Oak Park and River Forest High School will cut the ribbon on a completely rebuilt athletics wing on Friday, August 22, capping a two-year, $102 million construction project that replaces physical education and locker room spaces dating to 1928 and 1957.

The Imagine OPRF Project 2 phase, which broke ground in summer 2024, delivers a new swimming pool with a spectator balcony, a multi-purpose and dance gym, boys', girls', and all-gender locker rooms, PE classrooms, an athletics office, and equipment storage at the southeast end of the building, according to the Chicago Tribune.

In 2022, the district described the old spaces as "in poor condition" and unable to accommodate the school's modern PE curriculum.

"It feels great to be addressing student needs," said Karin Sullivan, District 200's executive director of communications and community relations.

What's already done

Project 2 isn't the only piece of the campus transformation students will notice.
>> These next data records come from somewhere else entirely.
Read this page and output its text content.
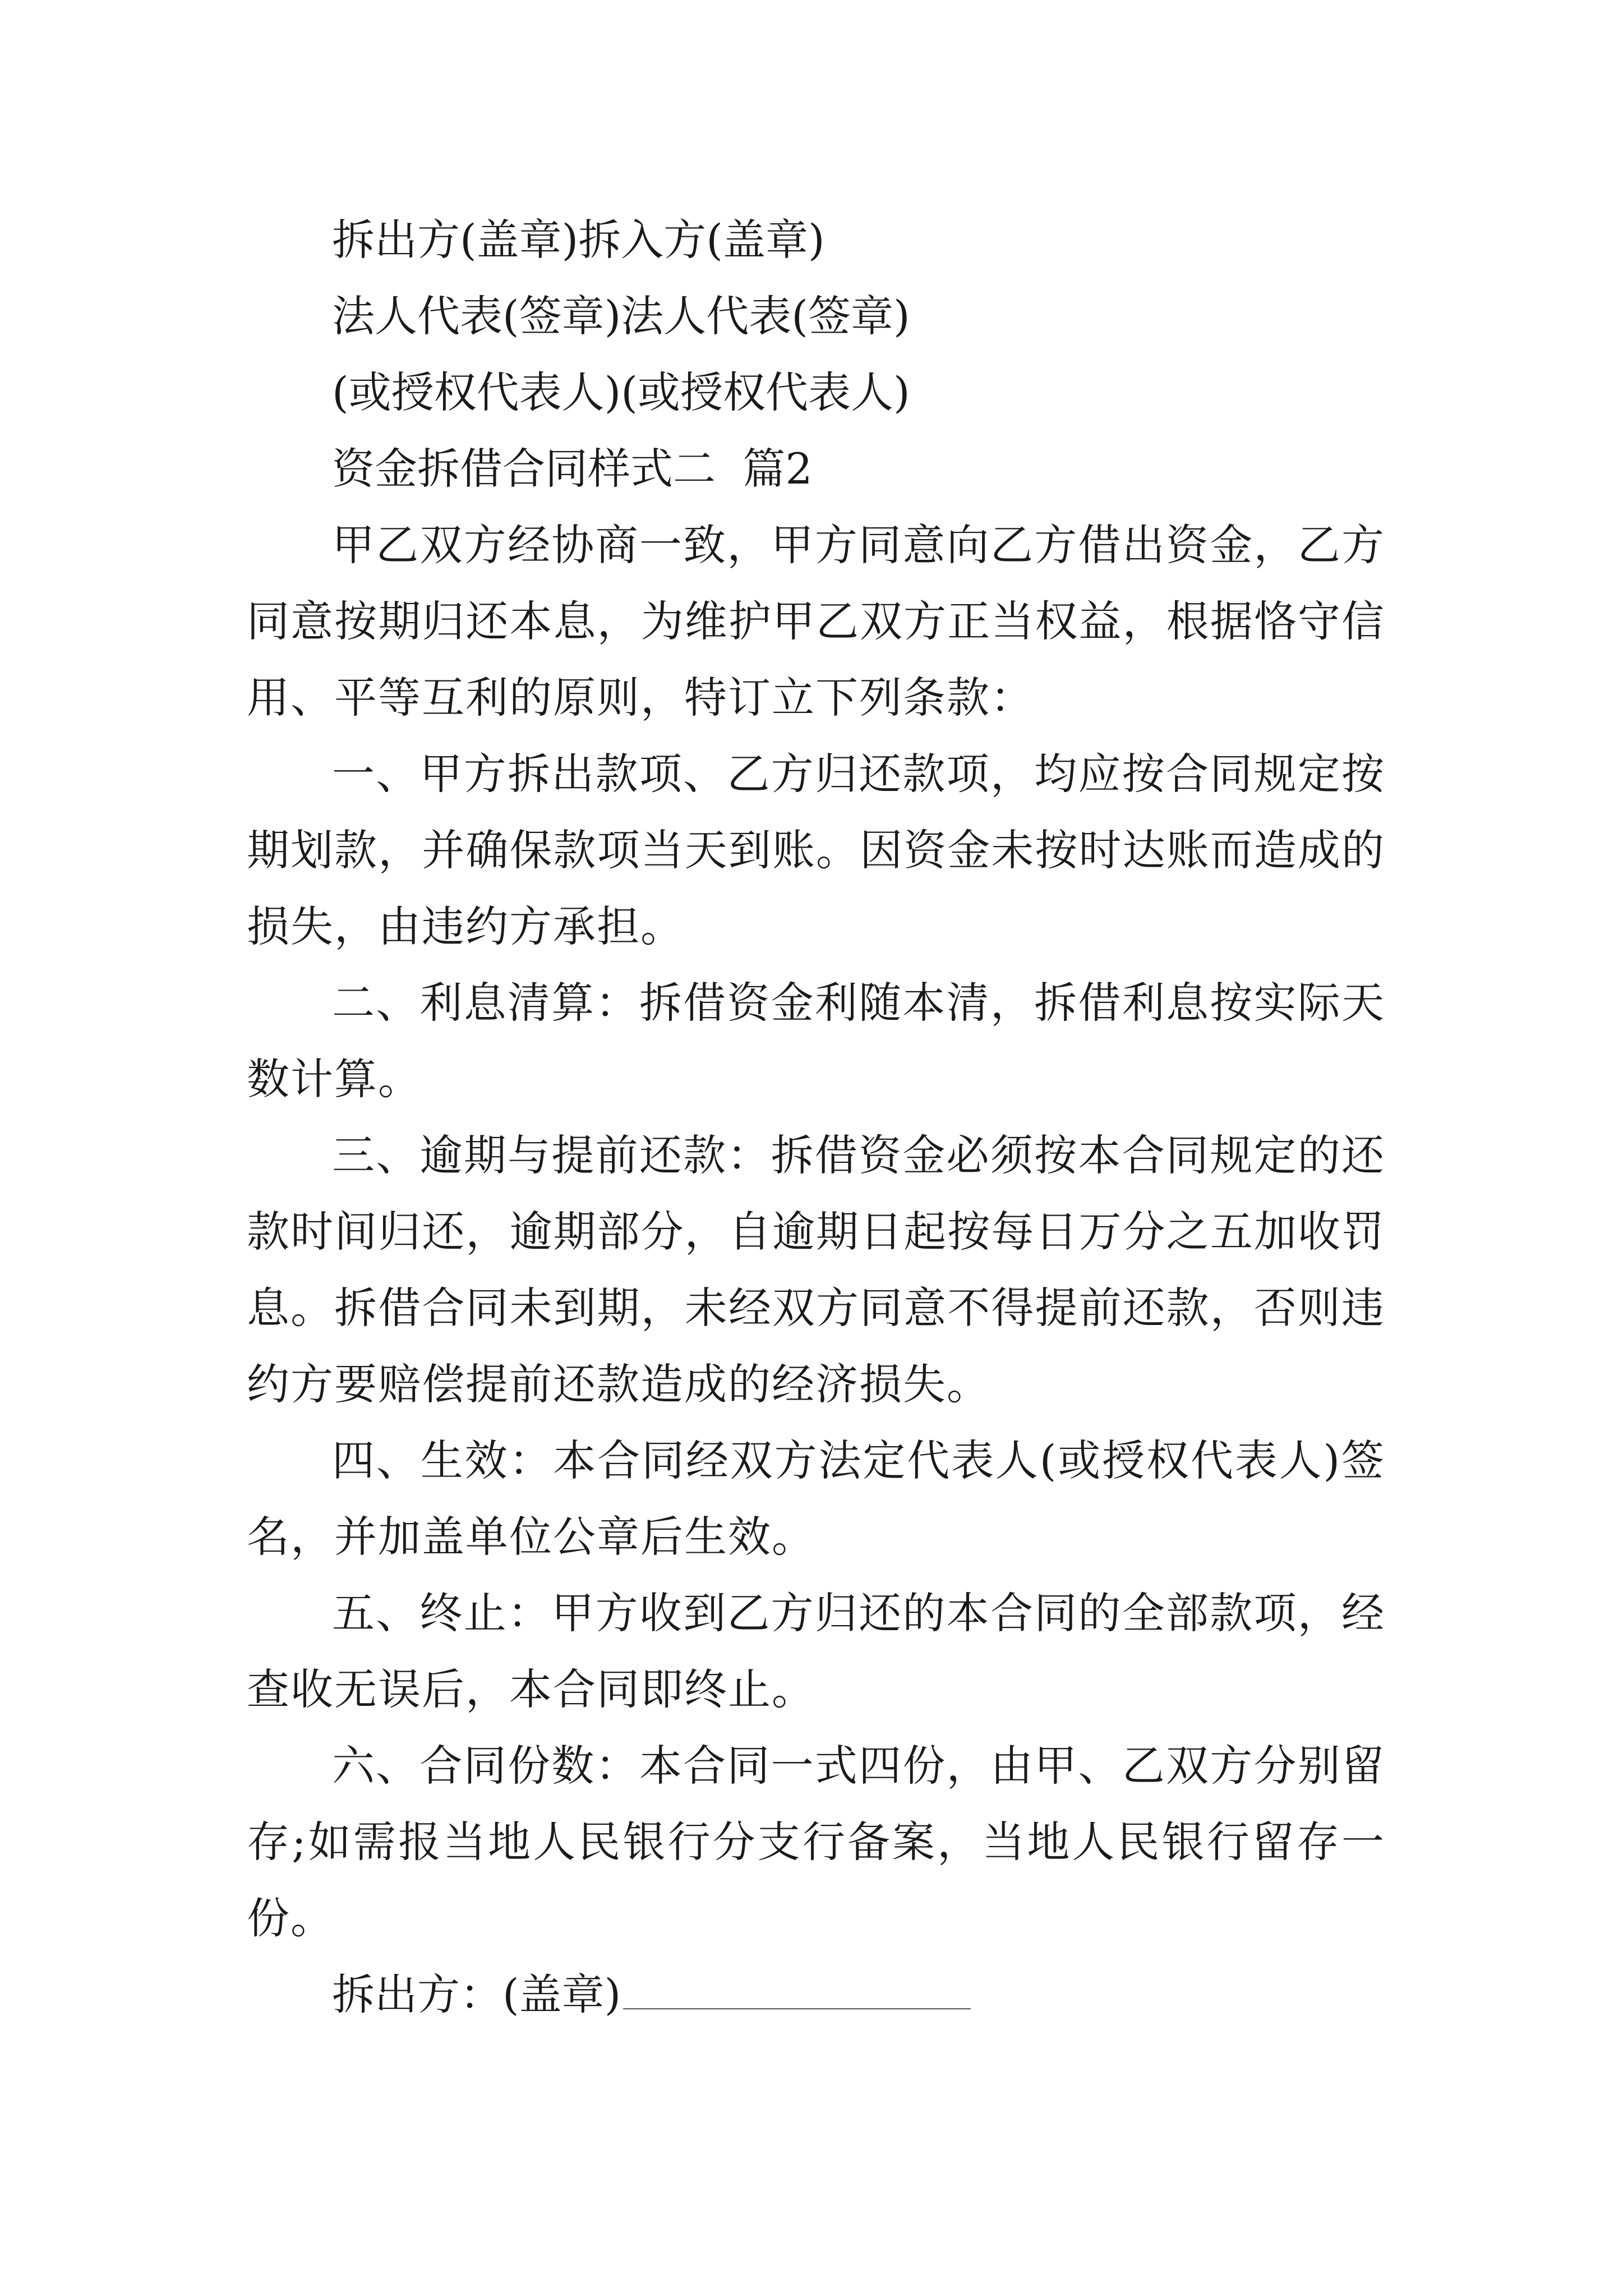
拆出方(盖章)拆入方(盖章)

法人代表(签章)法人代表(签章)

(或授权代表人)(或授权代表人)

资金拆借合同样式二  篇2

甲乙双方经协商一致，甲方同意向乙方借出资金，乙方同意按期归还本息，为维护甲乙双方正当权益，根据恪守信用、平等互利的原则，特订立下列条款：

一、甲方拆出款项、乙方归还款项，均应按合同规定按期划款，并确保款项当天到账。因资金未按时达账而造成的损失，由违约方承担。

二、利息清算：拆借资金利随本清，拆借利息按实际天数计算。

三、逾期与提前还款：拆借资金必须按本合同规定的还款时间归还，逾期部分，自逾期日起按每日万分之五加收罚息。拆借合同未到期，未经双方同意不得提前还款，否则违约方要赔偿提前还款造成的经济损失。

四、生效：本合同经双方法定代表人(或授权代表人)签名，并加盖单位公章后生效。

五、终止：甲方收到乙方归还的本合同的全部款项，经查收无误后，本合同即终止。

六、合同份数：本合同一式四份，由甲、乙双方分别留存;如需报当地人民银行分支行备案，当地人民银行留存一份。

拆出方：(盖章)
The Park District of Oak Park partnered with the school on $16.5 million in athletic field work completed in fall 2023, including a new 400-meter track, a multipurpose field with a baseball diamond, and a renovated softball field.

A separate $12.5 million geothermal energy system installed beneath the football field is scheduled to be unveiled on Wednesday, July 1.

What comes next

With Project 2 wrapping up, the District 200 Board of Education approved the scope and budget for Act 3, the district's label for the third of five planned Imagine OPRF phases, at its Friday, June 26 meeting. That next phase carries an estimated price tag of $84,604,977 and targets the southwest corner of the building, where performing arts spaces and additional PE facilities are up to a century old.

How the district will pay for Act 3 has not been determined. No construction start date has been set.

The board's next decision point is Thursday, July 16, when members will vote on whether to authorize $750,000 for architects to create design documents.

Project 1 wrapped in 2023 at $42.2 million, funded from existing cash reserves, and renovated 65 classrooms, added a two-story student resource center, and built 15 new classrooms including two science labs. Projects 4 and 5 remain in early development.